The Gen-4 series is designed to produce coherent and expressive visual sequences from a reference image and a text description. According to Runway, it represents a new advancement towards what they call a "General World Model," an AI system that builds an internal representation of an environment and uses it to simulate future events within that environment. Such a model will be capable of representing and simulating a wide range of situations and interactions, similar to those encountered in the real world.
Gen-4 naturally integrates into audiovisual production chains, alongside live-action, animated, or visual effects-generated content. The system enables the generation of 5 or 10-second videos, at 24 frames per second, in different image formats suited for digital platforms (16:9, 9:16, 1:1, 21:9, ...). The process relies on a mandatory input image, which acts as a visual starting point, and a text prompt focused on describing the desired motion. No custom training phase is required: the models are immediately operational.
Two Models for Complementary Uses
Gen-4 Turbo has been optimized for rapid iteration, with a reduced cost of 5 credits per second. Taking only 30 seconds to generate a 10-second video, it allows exploring multiple variations quickly. The standard Gen-4 is more expensive (12 credits/second) and may take up to a few minutes to generate a video of the same duration.
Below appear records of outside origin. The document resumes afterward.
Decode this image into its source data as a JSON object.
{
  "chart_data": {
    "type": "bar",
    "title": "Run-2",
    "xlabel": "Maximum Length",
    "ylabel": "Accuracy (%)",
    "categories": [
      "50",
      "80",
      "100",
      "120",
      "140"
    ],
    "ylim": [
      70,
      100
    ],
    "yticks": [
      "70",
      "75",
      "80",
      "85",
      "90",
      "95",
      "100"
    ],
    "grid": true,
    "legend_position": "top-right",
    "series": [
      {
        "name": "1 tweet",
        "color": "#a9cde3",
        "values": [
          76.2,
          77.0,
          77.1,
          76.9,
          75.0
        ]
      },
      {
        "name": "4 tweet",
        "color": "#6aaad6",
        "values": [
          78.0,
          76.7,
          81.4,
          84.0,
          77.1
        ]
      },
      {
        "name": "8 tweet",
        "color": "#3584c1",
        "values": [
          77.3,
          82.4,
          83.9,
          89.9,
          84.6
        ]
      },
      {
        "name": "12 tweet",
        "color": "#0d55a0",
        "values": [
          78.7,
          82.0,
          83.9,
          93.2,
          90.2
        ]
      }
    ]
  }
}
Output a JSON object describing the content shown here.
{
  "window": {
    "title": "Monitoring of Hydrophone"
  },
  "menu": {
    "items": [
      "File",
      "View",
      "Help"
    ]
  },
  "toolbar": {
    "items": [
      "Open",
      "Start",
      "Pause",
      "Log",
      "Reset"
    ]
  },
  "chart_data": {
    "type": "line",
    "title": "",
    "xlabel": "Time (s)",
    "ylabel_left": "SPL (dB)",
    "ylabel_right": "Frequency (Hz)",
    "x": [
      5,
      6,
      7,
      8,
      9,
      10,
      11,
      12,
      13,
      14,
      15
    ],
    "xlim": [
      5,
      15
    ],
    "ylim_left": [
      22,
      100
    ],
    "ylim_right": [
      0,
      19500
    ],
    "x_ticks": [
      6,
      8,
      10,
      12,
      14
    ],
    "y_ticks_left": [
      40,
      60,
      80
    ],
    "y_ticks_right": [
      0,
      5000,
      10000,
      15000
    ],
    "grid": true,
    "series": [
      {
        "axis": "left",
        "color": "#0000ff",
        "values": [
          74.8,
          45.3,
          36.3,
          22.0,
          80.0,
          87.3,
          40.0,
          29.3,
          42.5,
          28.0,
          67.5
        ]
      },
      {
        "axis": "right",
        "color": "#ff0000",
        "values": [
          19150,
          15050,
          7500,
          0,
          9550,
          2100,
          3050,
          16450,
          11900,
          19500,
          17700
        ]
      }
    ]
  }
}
However, it offers enhanced quality, useful for final versions.
Runway thus recommends testing ideas first in Turbo, before refining them with Gen-4 if necessary. Generations are unlimited in Explorer mode, which does not use credits, facilitating experimentation.
Generation Process
The user must first have downloaded, selected, or created the input image, before following these 3 steps:
- Writing the PromptThe imported image defines the initial visual frame (style, composition, colors, lighting), the text prompt must specify the expected dynamics (movement, transformation, interaction). The text limit is set at 1,000 characters.
- Setting ParametersIt is then possible to define the duration, resolution, and opt for a fixed seed, which will ensure generations with a similar style and movement.
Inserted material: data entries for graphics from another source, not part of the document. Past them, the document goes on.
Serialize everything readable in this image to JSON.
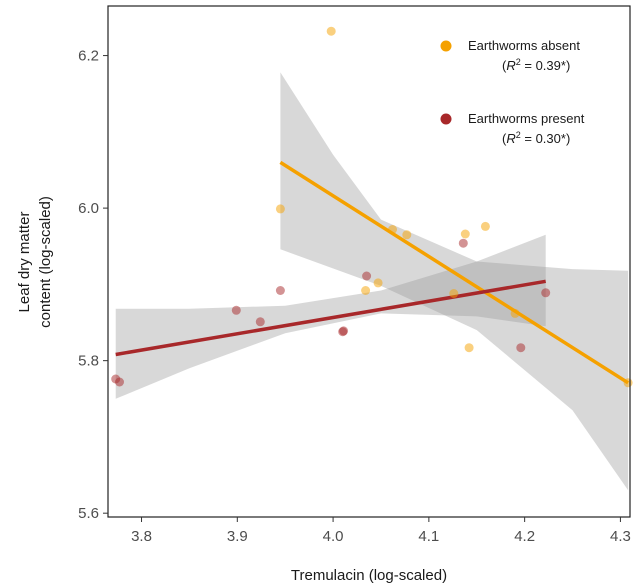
{
  "chart_data": {
    "type": "scatter",
    "xlabel": "Tremulacin (log-scaled)",
    "ylabel_lines": [
      "Leaf dry matter",
      "content (log-scaled)"
    ],
    "xlim": [
      3.765,
      4.31
    ],
    "ylim": [
      5.595,
      6.265
    ],
    "x_ticks": [
      "3.8",
      "3.9",
      "4.0",
      "4.1",
      "4.2",
      "4.3"
    ],
    "y_ticks": [
      "5.6",
      "5.8",
      "6.0",
      "6.2"
    ],
    "grid": false,
    "legend_position": "top-right",
    "series": [
      {
        "name": "Earthworms absent",
        "r2_text": "(R² = 0.39*)",
        "r2_value": "0.39*",
        "color": "#f5a100",
        "points": [
          [
            3.998,
            6.232
          ],
          [
            3.945,
            5.999
          ],
          [
            4.062,
            5.972
          ],
          [
            4.077,
            5.965
          ],
          [
            4.159,
            5.976
          ],
          [
            4.138,
            5.966
          ],
          [
            4.047,
            5.902
          ],
          [
            4.034,
            5.892
          ],
          [
            4.126,
            5.888
          ],
          [
            4.19,
            5.862
          ],
          [
            4.142,
            5.817
          ],
          [
            4.308,
            5.771
          ]
        ],
        "fit": {
          "x": [
            3.945,
            4.308
          ],
          "y": [
            6.06,
            5.771
          ]
        },
        "ci_lower": [
          [
            3.945,
            5.946
          ],
          [
            4.05,
            5.898
          ],
          [
            4.15,
            5.84
          ],
          [
            4.25,
            5.735
          ],
          [
            4.308,
            5.63
          ]
        ],
        "ci_upper": [
          [
            3.945,
            6.178
          ],
          [
            4.0,
            6.07
          ],
          [
            4.05,
            5.985
          ],
          [
            4.15,
            5.93
          ],
          [
            4.25,
            5.92
          ],
          [
            4.308,
            5.918
          ]
        ]
      },
      {
        "name": "Earthworms present",
        "r2_text": "(R² = 0.30*)",
        "r2_value": "0.30*",
        "color": "#a8282a",
        "points": [
          [
            3.773,
            5.776
          ],
          [
            3.777,
            5.772
          ],
          [
            3.899,
            5.866
          ],
          [
            3.924,
            5.851
          ],
          [
            3.945,
            5.892
          ],
          [
            4.01,
            5.838
          ],
          [
            4.011,
            5.839
          ],
          [
            4.035,
            5.911
          ],
          [
            4.136,
            5.954
          ],
          [
            4.196,
            5.817
          ],
          [
            4.222,
            5.889
          ]
        ],
        "fit": {
          "x": [
            3.773,
            4.222
          ],
          "y": [
            5.808,
            5.904
          ]
        },
        "ci_lower": [
          [
            3.773,
            5.75
          ],
          [
            3.85,
            5.79
          ],
          [
            3.95,
            5.836
          ],
          [
            4.05,
            5.862
          ],
          [
            4.15,
            5.858
          ],
          [
            4.222,
            5.845
          ]
        ],
        "ci_upper": [
          [
            3.773,
            5.868
          ],
          [
            3.85,
            5.868
          ],
          [
            3.95,
            5.872
          ],
          [
            4.05,
            5.892
          ],
          [
            4.15,
            5.93
          ],
          [
            4.222,
            5.965
          ]
        ]
      }
    ]
  }
}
- Generation and IterationThe user can then launch the generation. Videos can be reviewed in the current session or found in the personal project library, they can be refined by modifying the input image or the text prompt.
Post-Generation Features
Several options are offered to enrich or adjust the generated content. They allow:
- Applying a new visual style;
- Extending a scene;
- Adjusting the video to correct composition or rhythm;
- Aligning it with dialogue through lip-sync;
- Switching to 4K for a high-resolution version;
- Using the current frame as a starting point for a new generation.
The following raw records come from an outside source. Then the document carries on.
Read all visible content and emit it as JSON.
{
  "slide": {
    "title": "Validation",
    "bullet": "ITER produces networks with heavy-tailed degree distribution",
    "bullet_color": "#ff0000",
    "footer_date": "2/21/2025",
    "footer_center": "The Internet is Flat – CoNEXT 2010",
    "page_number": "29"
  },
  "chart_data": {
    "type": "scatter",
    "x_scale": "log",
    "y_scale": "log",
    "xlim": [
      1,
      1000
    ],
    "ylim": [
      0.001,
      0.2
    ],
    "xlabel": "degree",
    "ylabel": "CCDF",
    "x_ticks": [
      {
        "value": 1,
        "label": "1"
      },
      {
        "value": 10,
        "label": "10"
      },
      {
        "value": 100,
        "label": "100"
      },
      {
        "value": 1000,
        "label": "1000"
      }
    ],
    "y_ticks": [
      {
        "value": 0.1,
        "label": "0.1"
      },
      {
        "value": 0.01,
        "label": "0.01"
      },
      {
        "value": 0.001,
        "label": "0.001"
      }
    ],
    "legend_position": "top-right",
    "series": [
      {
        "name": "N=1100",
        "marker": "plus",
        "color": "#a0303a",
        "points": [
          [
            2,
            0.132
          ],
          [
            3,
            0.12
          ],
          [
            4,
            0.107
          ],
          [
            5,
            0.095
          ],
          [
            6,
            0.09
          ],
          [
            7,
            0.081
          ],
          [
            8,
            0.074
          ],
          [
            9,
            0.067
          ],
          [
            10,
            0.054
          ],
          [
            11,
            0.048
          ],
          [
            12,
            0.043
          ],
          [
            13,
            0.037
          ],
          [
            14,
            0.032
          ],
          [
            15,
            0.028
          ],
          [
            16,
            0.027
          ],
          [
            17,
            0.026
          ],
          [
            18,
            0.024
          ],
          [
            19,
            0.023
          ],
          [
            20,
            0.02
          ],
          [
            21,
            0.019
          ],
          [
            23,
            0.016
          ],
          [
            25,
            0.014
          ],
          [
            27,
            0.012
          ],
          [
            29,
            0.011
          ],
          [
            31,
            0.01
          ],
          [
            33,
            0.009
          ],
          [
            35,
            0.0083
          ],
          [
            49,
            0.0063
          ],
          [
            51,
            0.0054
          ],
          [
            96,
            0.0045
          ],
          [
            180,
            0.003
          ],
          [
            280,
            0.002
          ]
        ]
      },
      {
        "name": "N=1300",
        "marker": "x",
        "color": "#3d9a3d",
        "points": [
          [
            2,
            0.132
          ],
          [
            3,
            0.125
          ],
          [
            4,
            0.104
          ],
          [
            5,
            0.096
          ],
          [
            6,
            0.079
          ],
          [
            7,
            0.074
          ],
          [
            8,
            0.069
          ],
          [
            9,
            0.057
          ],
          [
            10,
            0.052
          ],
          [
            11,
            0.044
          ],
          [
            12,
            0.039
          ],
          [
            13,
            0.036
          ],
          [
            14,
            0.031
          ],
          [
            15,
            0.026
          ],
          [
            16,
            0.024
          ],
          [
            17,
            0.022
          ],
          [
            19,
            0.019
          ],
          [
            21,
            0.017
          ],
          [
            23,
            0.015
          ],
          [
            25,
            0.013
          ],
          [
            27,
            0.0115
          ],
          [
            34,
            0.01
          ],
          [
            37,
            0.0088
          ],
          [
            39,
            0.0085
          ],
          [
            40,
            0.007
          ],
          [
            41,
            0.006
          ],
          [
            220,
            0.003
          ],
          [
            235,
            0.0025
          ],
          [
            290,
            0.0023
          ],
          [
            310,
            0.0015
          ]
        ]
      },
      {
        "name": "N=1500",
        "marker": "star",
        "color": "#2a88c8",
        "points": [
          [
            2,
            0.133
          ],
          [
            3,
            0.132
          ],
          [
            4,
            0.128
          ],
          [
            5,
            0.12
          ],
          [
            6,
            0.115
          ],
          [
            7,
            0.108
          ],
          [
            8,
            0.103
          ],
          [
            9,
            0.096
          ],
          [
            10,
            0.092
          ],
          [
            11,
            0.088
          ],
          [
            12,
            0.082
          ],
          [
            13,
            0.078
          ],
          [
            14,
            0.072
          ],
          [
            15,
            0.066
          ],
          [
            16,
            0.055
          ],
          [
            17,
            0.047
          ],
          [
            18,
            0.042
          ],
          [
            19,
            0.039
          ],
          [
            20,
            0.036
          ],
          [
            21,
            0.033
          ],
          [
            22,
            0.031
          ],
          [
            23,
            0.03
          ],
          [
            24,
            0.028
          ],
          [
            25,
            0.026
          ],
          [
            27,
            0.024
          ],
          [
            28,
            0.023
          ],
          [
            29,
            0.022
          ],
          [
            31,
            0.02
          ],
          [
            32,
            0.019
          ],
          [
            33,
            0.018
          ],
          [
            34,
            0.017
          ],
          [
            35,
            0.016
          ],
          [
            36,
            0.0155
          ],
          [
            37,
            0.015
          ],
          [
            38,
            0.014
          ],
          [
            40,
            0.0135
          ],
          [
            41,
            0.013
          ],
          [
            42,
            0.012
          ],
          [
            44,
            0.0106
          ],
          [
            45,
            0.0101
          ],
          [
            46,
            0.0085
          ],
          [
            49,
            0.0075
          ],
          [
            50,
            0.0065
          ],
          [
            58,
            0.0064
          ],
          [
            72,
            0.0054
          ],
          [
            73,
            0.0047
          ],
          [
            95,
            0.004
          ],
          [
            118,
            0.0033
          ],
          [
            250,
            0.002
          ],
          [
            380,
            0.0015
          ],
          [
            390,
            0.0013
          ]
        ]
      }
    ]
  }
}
All productions are archived by session, with options for renaming, sharing, or downloading. These tools promote an iterative approach, focused on visual precision without technical complexity.
Initial feedback is very positive. Runway, which has just raised $308 million in a funding round led by General Atlantic, valuing it at over $3 billion, is democratizing technologies once reserved for large productions, thus opening up new opportunities for content creators.
To better understand
What is a 'General World Model' in artificial intelligence and why is it important?
A 'General World Model' is an AI system capable of simulating future events by constructing an internal representation of an environment. This enables AI systems to better understand and interact with the real world, paving the way for more advanced and versatile applications.
What is the historical evolution of AI media generation technologies and what are the key milestones?
The evolution of AI media generation technologies began with simple image manipulation techniques to today's advanced models enabling realistic video sequence creation. Key milestones include the development of deep learning, the integration of convolutional neural networks, and the creation of GAN algorithms, each transforming how media is generated by AI.